Auf tote Pferde einschlagen

Es müssen die politische Frühlingsgefühle sein, die mich schon wieder umtreiben. Oder es sind die mehr oder weniger zuständigen, eher weniger als mehr kompetenten Politiker und (in der Öffentlichkeit vor allem) Politikerinnen, die um diese Jahreszeit das Internet als rechtsfreien Raum neu entdecken und mit erfundenen oder missinterpretierten Zahlen versuchen, untaugliche Mittel zum Kampf gegen Kinderp****grafie und für ein kontrollierbares Internet zu propagieren.

Letztes Jahr war es Zensursula, dieses Jahr ist es also Censilia, aka.

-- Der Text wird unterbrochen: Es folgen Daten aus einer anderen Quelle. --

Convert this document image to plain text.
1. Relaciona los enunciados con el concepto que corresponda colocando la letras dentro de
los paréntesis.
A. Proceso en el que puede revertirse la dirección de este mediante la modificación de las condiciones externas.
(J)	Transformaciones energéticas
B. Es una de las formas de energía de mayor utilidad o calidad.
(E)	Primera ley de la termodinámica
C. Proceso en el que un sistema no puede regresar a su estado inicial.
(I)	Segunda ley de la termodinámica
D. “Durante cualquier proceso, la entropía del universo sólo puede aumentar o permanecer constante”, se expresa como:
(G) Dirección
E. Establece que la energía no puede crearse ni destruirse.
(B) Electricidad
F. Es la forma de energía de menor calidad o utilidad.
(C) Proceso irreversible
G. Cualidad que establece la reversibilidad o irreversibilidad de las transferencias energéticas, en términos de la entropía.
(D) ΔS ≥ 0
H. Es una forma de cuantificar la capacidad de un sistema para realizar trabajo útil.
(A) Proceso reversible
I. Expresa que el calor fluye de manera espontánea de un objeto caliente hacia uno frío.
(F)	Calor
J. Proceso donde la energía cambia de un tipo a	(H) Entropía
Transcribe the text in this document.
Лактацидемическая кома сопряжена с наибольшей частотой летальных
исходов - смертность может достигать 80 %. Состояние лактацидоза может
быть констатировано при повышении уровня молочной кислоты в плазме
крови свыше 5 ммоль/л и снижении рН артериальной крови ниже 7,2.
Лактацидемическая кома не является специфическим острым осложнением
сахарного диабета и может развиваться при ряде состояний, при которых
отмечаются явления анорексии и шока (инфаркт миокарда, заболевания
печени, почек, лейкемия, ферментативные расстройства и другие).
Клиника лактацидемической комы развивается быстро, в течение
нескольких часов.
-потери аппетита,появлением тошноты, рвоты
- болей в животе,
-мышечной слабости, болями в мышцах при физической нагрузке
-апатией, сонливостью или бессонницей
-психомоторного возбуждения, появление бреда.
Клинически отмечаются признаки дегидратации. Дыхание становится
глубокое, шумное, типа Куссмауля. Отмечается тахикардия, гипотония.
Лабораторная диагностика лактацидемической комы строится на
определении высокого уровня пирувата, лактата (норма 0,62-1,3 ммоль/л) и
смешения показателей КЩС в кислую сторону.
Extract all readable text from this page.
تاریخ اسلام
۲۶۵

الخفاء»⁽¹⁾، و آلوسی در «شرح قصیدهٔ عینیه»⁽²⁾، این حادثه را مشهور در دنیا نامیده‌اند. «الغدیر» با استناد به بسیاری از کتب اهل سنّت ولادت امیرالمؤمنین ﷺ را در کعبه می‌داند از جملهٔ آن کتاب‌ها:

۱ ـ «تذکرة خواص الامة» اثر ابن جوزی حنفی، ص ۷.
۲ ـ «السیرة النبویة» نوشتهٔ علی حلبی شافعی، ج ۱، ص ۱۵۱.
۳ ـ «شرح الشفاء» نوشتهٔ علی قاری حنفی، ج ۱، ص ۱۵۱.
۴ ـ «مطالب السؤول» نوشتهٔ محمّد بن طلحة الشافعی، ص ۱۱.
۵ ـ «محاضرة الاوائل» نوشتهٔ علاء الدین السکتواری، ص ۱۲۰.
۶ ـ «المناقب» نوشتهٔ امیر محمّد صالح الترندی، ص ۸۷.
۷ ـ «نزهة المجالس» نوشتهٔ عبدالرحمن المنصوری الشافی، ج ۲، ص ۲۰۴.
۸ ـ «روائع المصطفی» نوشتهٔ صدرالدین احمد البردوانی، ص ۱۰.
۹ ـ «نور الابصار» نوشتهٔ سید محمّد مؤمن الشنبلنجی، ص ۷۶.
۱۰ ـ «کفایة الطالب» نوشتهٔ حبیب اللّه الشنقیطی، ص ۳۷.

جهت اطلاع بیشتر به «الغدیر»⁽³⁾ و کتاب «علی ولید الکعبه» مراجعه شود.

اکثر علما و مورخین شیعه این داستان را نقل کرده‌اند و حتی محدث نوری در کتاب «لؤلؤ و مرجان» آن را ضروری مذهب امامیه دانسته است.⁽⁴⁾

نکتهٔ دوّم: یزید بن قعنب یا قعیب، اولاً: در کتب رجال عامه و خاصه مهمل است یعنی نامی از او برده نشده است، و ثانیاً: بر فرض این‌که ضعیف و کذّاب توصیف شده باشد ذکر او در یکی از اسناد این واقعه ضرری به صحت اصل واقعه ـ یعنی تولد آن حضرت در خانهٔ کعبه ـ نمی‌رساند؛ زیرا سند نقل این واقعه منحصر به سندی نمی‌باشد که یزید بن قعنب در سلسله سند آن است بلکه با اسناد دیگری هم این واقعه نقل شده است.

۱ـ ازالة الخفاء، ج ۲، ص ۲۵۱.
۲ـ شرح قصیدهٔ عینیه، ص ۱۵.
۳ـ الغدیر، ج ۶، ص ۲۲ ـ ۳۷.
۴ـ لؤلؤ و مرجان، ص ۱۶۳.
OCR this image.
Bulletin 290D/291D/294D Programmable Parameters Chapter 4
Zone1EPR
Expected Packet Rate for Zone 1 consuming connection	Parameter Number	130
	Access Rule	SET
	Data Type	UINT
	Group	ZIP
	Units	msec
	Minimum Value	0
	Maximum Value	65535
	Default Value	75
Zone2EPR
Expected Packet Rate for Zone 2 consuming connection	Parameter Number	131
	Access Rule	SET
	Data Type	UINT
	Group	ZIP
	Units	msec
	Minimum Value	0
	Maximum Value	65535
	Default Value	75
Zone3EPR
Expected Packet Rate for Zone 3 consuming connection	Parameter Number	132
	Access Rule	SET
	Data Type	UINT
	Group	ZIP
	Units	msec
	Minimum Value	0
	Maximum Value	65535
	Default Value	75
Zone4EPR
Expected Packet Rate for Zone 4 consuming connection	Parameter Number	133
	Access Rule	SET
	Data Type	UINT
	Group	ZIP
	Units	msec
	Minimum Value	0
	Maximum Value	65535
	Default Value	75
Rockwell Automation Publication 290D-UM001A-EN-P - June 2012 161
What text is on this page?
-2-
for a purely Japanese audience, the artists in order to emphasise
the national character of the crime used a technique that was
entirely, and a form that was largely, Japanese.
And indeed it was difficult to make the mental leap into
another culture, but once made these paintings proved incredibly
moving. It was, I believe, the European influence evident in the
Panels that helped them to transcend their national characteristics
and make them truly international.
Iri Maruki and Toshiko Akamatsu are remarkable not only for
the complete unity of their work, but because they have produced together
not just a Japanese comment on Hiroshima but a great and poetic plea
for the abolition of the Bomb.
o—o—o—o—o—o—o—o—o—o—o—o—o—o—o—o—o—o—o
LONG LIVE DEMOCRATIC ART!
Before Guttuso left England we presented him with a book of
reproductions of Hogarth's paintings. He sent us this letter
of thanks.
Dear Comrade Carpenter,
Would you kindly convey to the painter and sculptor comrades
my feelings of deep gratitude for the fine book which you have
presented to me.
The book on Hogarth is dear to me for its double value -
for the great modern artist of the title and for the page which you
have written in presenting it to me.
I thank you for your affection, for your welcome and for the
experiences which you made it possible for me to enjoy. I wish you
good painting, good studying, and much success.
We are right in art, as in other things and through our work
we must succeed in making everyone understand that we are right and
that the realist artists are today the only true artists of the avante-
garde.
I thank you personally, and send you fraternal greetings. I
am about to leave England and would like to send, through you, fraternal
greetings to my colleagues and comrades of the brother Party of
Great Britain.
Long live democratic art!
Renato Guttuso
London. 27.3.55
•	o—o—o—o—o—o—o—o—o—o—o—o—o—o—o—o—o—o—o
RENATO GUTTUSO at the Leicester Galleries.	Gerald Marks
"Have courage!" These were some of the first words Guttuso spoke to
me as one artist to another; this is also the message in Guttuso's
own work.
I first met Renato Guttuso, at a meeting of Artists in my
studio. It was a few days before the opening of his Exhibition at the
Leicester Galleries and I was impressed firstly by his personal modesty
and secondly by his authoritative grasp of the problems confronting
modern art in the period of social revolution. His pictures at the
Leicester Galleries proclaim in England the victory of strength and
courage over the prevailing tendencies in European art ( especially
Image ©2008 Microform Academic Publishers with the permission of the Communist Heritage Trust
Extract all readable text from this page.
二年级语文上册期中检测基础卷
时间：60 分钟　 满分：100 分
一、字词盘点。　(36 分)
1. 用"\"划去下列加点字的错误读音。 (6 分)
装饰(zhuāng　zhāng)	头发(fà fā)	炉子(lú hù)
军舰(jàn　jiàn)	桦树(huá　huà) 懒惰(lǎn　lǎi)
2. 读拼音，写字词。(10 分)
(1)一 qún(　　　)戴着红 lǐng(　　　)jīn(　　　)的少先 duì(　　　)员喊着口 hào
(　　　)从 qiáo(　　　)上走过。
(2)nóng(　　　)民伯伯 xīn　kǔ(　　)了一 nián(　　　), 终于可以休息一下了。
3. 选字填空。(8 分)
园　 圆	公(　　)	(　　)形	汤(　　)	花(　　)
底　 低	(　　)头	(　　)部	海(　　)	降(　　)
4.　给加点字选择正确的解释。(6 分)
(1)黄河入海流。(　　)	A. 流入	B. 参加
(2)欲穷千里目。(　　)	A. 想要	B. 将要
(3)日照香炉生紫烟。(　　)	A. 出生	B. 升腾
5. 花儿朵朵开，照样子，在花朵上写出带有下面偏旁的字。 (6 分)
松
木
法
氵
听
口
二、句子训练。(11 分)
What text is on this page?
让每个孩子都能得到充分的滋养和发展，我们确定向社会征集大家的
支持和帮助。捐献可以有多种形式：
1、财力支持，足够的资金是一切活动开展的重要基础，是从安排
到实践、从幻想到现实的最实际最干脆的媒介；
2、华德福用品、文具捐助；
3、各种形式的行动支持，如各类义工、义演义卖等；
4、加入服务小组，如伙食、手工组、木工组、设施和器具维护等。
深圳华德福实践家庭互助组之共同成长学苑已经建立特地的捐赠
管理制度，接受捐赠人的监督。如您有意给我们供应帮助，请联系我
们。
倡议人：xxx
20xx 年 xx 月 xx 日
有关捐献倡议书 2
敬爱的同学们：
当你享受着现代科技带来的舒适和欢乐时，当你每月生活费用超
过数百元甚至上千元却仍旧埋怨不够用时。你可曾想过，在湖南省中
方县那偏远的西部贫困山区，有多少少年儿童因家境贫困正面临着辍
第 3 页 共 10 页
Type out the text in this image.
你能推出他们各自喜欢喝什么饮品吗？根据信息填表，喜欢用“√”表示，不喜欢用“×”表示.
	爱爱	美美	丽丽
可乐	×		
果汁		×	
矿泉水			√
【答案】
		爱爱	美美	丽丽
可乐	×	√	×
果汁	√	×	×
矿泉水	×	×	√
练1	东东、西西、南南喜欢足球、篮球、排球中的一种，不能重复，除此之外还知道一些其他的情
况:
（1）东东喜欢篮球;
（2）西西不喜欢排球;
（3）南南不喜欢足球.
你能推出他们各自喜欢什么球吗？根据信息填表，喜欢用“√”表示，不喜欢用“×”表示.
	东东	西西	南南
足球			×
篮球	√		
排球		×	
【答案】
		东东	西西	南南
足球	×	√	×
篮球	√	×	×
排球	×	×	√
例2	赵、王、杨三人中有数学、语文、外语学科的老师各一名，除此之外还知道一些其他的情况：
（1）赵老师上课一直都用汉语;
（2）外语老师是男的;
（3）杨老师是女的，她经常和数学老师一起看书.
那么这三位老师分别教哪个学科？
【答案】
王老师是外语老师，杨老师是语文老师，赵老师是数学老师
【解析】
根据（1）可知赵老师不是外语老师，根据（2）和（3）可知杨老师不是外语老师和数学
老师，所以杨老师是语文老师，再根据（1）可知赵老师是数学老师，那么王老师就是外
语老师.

Cecilia Malmström, die lieber sperren als löschen möchte, weil man ja in Schurkenstaaten wie den USA usw…

Ich werde doch nicht die kostbaren schwarzen Pixel meiner treuen Leser verschwenden, um den Unsinn nachzubeten, den Frau Malmström aus Unkenntnis, auch der Geschichte des Zugangserschwerungsgesetzes, aber vor allem der Materie an sich derzeit von sich gibt. Weiß ja sowieso jeder darüber Bescheid.

Und doch – um auf den ersten Satz zurückzukommen – lässt mir die Sache keine Ruhe. Im letzten Jahr fand ich mich dank der Bundesministerin für Familie und Internetzensur plötzlich auf der Straße wieder, demonstrierend, und schließlich – wir leben in einer von Parteien dominierten parlamentarischen Demokratie – in einigen wenigen Veranstaltungen sowie in der Mitgliedskartei der Piratenpartei.

Auch wenn die Piraten es selbst nicht glauben wollen oder fassen können: Ich will mit ihnen bis zum Beweis des Gegenteils nichts mehr zu tun haben. Die Gründe sind bekannt – seltsame Äußerungen eines Bundesmedienpiraten, ein, sagen wir, sehr sehr tolerantes (man könnte auch sagen: gefährlich unpolitisches) Verhältnis zu Mitmenschen aus dem rechten Meinungsspektrum, eine mitunter autistisch anmutende Diskussionskultur – wissen wir alles. Da helfen auch die anerkannten Pluspunkte (hohe Sach- und Fachkompetenz, bewundernswerte Begeisterungsfähigkeit) nicht weiter. Jedenfalls mir nicht.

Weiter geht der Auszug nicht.